Structural engineering, energy code notes, utility strategy, foundation direction, stormwater items, and jurisdiction-specific details are added as needed.

Step 05

Permit-ready plan set

You receive the drawing package used for permit submittal and builder pricing. Confirm what revisions are included before you sign the design agreement.

After the blueprints

Turn the plan into a permitted build.

Finished drawings are a major milestone, but the next stage is where cost, permitting, schedule, and construction details become real.

Review the plan set

Check room sizes, window locations, finishes, site placement, utility assumptions, and any owner decisions still marked as pending.

Price with builders

Send the same drawings and scope notes to qualified builders so bids are easier to compare and allowances are clearly documented.

Submit for permits

Prepare the permit application, drawings, engineering, energy documents, site plan, fees, and any jurisdiction-specific forms.

Respond to review

Plan reviewers may request corrections.
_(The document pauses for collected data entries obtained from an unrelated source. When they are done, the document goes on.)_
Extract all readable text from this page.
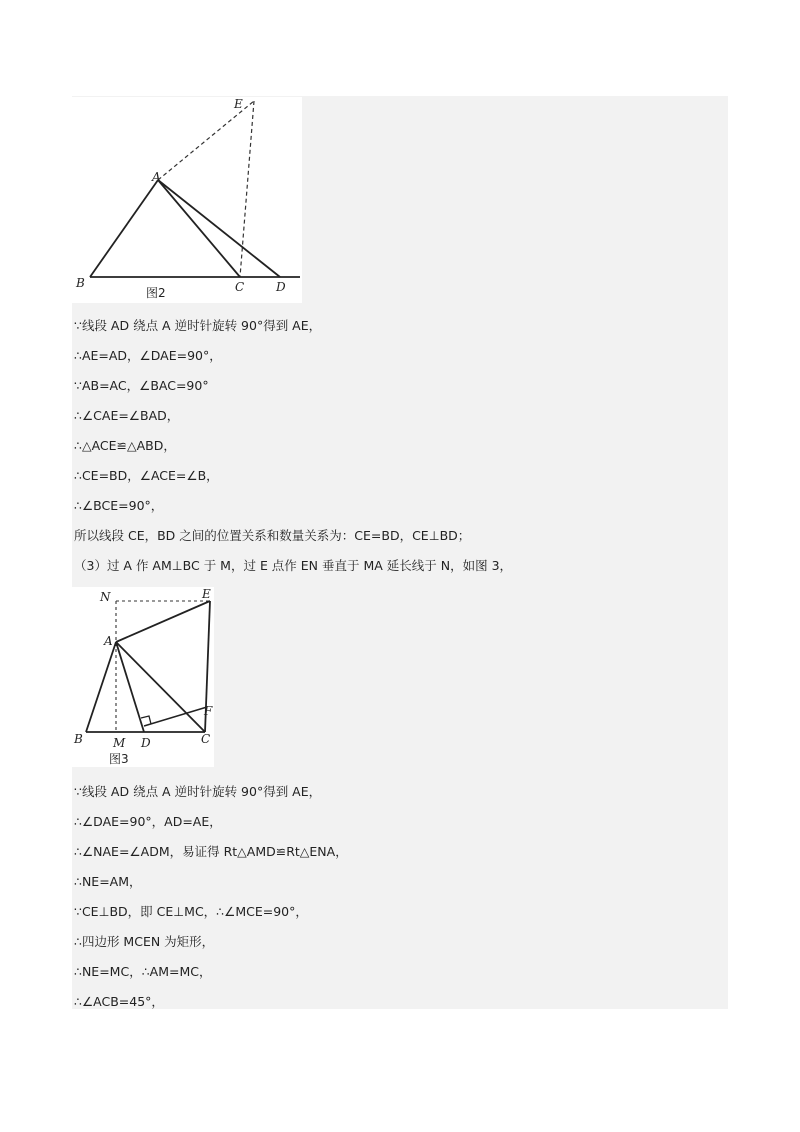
E
A
B	C	D
图2
∵线段 AD 绕点 A 逆时针旋转 90°得到 AE，
∴AE=AD，∠DAE=90°，
∵AB=AC，∠BAC=90°
∴∠CAE=∠BAD，
∴△ACE≌△ABD，
∴CE=BD，∠ACE=∠B，
∴∠BCE=90°，
所以线段 CE，BD 之间的位置关系和数量关系为：CE=BD，CE⊥BD；
（3）过 A 作 AM⊥BC 于 M，过 E 点作 EN 垂直于 MA 延长线于 N，如图 3，
N	E
A
F
B	M D	C
图3
∵线段 AD 绕点 A 逆时针旋转 90°得到 AE，
∴∠DAE=90°，AD=AE，
∴∠NAE=∠ADM，易证得 Rt△AMD≌Rt△ENA，
∴NE=AM，
∵CE⊥BD，即 CE⊥MC，∴∠MCE=90°，
∴四边形 MCEN 为矩形，
∴NE=MC，∴AM=MC，
∴∠ACB=45°，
Confirm whether your designer, engineer, or builder will handle revisions and resubmittals.

Finalize selections

Lock in windows, doors, exterior materials, cabinets, fixtures, appliances, heating and cooling, and finish levels before construction begins.

Confirm utilities

Coordinate sewer, water, electrical, stormwater, meters, trenching, and any service upgrades that affect cost or schedule.

Schedule construction

After permit approval and contract alignment, the builder can sequence site prep, inspections, framing, rough-ins, finishes, and final approval.

Keep records

Save approved drawings, permits, inspection records, warranties, product specs, and final documents for future resale, rental, or refinance needs.

Already have ADU plans?

Once your drawings are ready, the next move is builder pricing, permit coordination, and a clean construction path. Keep the plan set, engineering notes, and site information together so the project can move from paper to build without avoidable delays.